Die Art und Weise, wie Knutti in seinen Referaten und Auftritten dem Publikum die Dringlichkeit des Handelns gegen den Klimawandel bildlich erlebbar zu machen pflegt, erinnert mich manchmal fast schon an Propagandatechniken von Greenpeace. Ich erinnere mich an sein Referat bei der Liechtensteinischen Bank LGT, wo er zum Auftakt bewegte Bilder von Wetterextremen wie Überschwemmungen, Waldbränden und Gletscherabbrüchen zeigte, im Rückblick scheint mir, sogar untermalt mit dramatischer Musik. Ebenso versucht er, sein schweizerisches Referatspublikum mit dramatischen Bildern von Schneemangel oder Gletscherrückzügen von der Dringlichkeit des Handelns zu überzeugen.

Das Problem dabei ist, dass unsere Gletscher nicht wegen uns Schweizern abschmelzen. Das „wir“ in Knuttis Forderung, wir müssten jetzt rasch und griffig handeln, kann sich nur auf die Weltbevölkerung beziehen. Die Forderung ist in Washington, Peking, Neu Dehli und bei all den„emerging nations“ zu deponieren, die wirtschaftlich zu uns aufholen wollen. Es braucht eine Abstufung der Verantwortung nach politischer Zuständigkeit, also erfordern die (illusionären) Ziele „1,5 Grad“ und „netto null 2050“ für die Schweiz eine andere Begründung als das Verschwinden der Alpengletscher. Diese liegt in der Selbstverpflichung mit völkerrechtlicher („Paris 2015“) und gesetzlicher („netto null 2050“) Bindung.
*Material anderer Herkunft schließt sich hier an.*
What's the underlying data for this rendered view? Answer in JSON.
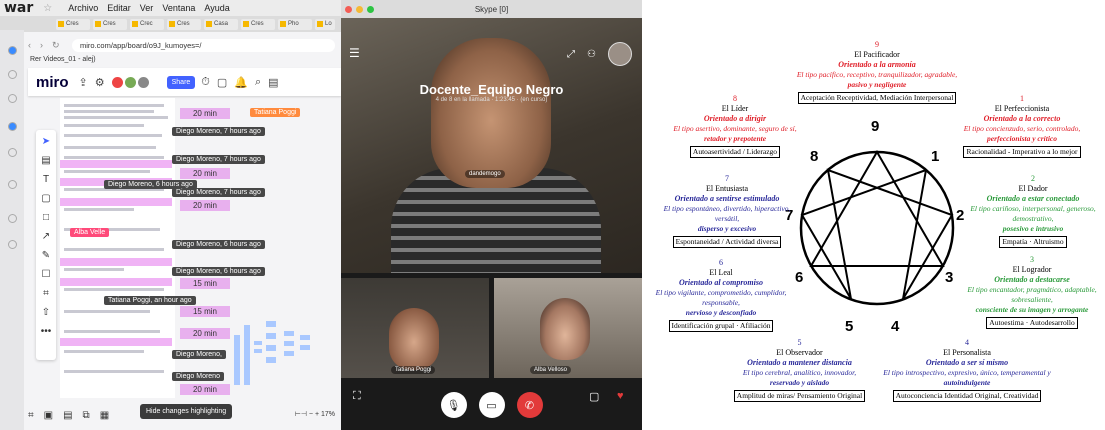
{
  "mac": {
    "app_name": "war",
    "menu": [
      "Archivo",
      "Editar",
      "Ver",
      "Ventana",
      "Ayuda"
    ]
  },
  "browser": {
    "tabs": [
      "Cres",
      "Cres",
      "Crec",
      "Cres",
      "Casa",
      "Cres",
      "Pho",
      "Lo"
    ],
    "url": "miro.com/app/board/o9J_kumoyes=/",
    "bookmark": "Rer Videos_01 - alej)"
  },
  "miro": {
    "logo": "miro",
    "share_label": "Share",
    "badges": [
      "Diego Moreno, 7 hours ago",
      "Diego Moreno, 7 hours ago",
      "Diego Moreno, 6 hours ago",
      "Diego Moreno, 7 hours ago",
      "Diego Moreno, 6 hours ago",
      "Diego Moreno, 6 hours ago",
      "Tatiana Poggi, an hour ago",
      "Diego Moreno,",
      "Diego Moreno"
    ],
    "minutes": [
      "20 min",
      "20 min",
      "20 min",
      "15 min",
      "15 min",
      "20 min",
      "20 min"
    ],
    "user_tags": [
      "Tatiana Poggi",
      "Alba Velle"
    ],
    "hint": "Hide changes highlighting",
    "zoom": "17%"
  },
  "skype": {
    "window_title": "Skype [0]",
    "call_title": "Docente_Equipo Negro",
    "call_subtitle": "4 de 8 en la llamada · 1:23:45 · (en curso)",
    "main_name": "dandemogo",
    "participants": [
      "Tatiana Poggi",
      "Alba Velloso"
    ]
  },
  "enneagram": {
    "numbers": [
      "9",
      "1",
      "2",
      "3",
      "4",
      "5",
      "6",
      "7",
      "8"
    ],
    "types": {
      "t9": {
        "num": "9",
        "name": "El Pacificador",
        "orient": "Orientado a la armonía",
        "desc": "El tipo pacífico, receptivo, tranquilizador, agradable,",
        "key": "pasivo y negligente",
        "box": "Aceptación Receptividad, Mediación Interpersonal"
      },
      "t8": {
        "num": "8",
        "name": "El Líder",
        "orient": "Orientado a dirigir",
        "desc": "El tipo asertivo, dominante, seguro de sí,",
        "key": "retador y prepotente",
        "box": "Autoasertividad / Liderazgo"
      },
      "t1": {
        "num": "1",
        "name": "El Perfeccionista",
        "orient": "Orientado a la correcto",
        "desc": "El tipo concienzudo, serio, controlado,",
        "key": "perfeccionista y crítico",
        "box": "Racionalidad - Imperativo a lo mejor"
      },
      "t7": {
        "num": "7",
        "name": "El Entusiasta",
        "orient": "Orientado a sentirse estimulado",
        "desc": "El tipo espontáneo, divertido, hiperactivo, versátil,",
        "key": "disperso y excesivo",
        "box": "Espontaneidad / Actividad diversa"
      },
      "t2": {
        "num": "2",
        "name": "El Dador",
        "orient": "Orientado a estar conectado",
        "desc": "El tipo cariñoso, interpersonal, generoso, demostrativo,",
        "key": "posesivo e intrusivo",
        "box": "Empatía · Altruismo"
      },
      "t6": {
        "num": "6",
        "name": "El Leal",
        "orient": "Orientado al compromiso",
        "desc": "El tipo vigilante, comprometido, cumplidor, responsable,",
        "key": "nervioso y desconfiado",
        "box": "Identificación grupal · Afiliación"
      },
      "t3": {
        "num": "3",
        "name": "El Logrador",
        "orient": "Orientado a destacarse",
        "desc": "El tipo encantador, pragmático, adaptable, sobresaliente,",
        "key": "consciente de su imagen y arrogante",
        "box": "Autoestima · Autodesarrollo"
      },
      "t5": {
        "num": "5",
        "name": "El Observador",
        "orient": "Orientado a mantener distancia",
        "desc": "El tipo cerebral, analítico, innovador,",
        "key": "reservado y aislado",
        "box": "Amplitud de miras/ Pensamiento Original"
      },
      "t4": {
        "num": "4",
        "name": "El Personalista",
        "orient": "Orientado a ser sí mismo",
        "desc": "El tipo introspectivo, expresivo, único, temperamental y",
        "key": "autoindulgente",
        "box": "Autoconciencia Identidad Original, Creatividad"
      }
    }
  }
}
Dann sind aber all die einheimischen Katastrophenbilder, die uns Klimaalarmisten vorführen, reine Propaganda, die auf Emotionen zielt.

Zu Knuttis Vorwurf, mein primäres Ziel scheine es zu sein, die Glaubwürdigkeit von Wissenschaftlern in Frage zu stellen, sage ich: Manchmal gibt es gute Gründe, die Glaubwürdigkeit von Forschern in Frage zu stellen, zum Beispiel wenn sie eine konfuse Energie- und Klimapolitik unterstützen (siehe hier). Oder speziell dann, wenn sie sich zu Themen ausserhalb ihres Fachgebiets äussern. Vor Jahren war ich aufgrund eines angriffigen NZZ-Artikels auf ein Podium mit Professor Thomas Stocker, Knuttis Doktorvater und Förderer, eingeladen. Bei der Begrüssung warf mir Stocker vor, ich hätte mich für meinen NZZ-Artikel bei ihm noch nicht entschuldigt. In der Podiumsdiskussion schwärmte Stocker dann über die vielen Arbeitsplätze, die in den Branchen der erneuerbaren Energien (Solarpannels, Batterien etc.) entstehen würden. Darauf reagierte ich mit der Prophezeiung, dass wir all diese Produkte in drei Jahren bei den Chinesen zum halben Preis kaufen könnten. Genau so kam es auch, und heute sind unsere Anstrengungen zu einer „Energiewende“ ohne chinesische Technologie und Produkte völlig undenkbar.

Auf dem falschen Weg
Reto Knuttis Vorwurf, unsere Email-Korrespondenz habe uns noch nie auch nur einen Schritt weiter gebracht, beantworte ich so: Jeder Schritt weiter auf einem falschen Weg, ist ein Schritt zu viel. Es ist zwar aus Knuttis Formulierung nicht eindeutig herauszulesen, ob er die Klimaforschung oder die Klimapolitik meint. Ich nehme aber an, er beziehe sich auf die letztere. Der Weg, den wir mit der überstürzten Leuthard-Enegiewende mit Atomausstieg eingeschlagen haben, erweist sich nun auch in der Praxis als Irrweg. Was Bundesrat Albert Rösti vor wenigen Tagen dem Schweizer Volk in einem NZZ-Interview verkündete, sage ich im Verein mit vielen anderen, die mehr von der Sache verstehen als ich, seit mindestens zehn Jahren: „Es geht nicht ohne Kernkraft.“ Eine höchst kompetente warnende Stimme ist seit langem Eduard Kiener, der frühere Direktor des Bundesamtes für Energie.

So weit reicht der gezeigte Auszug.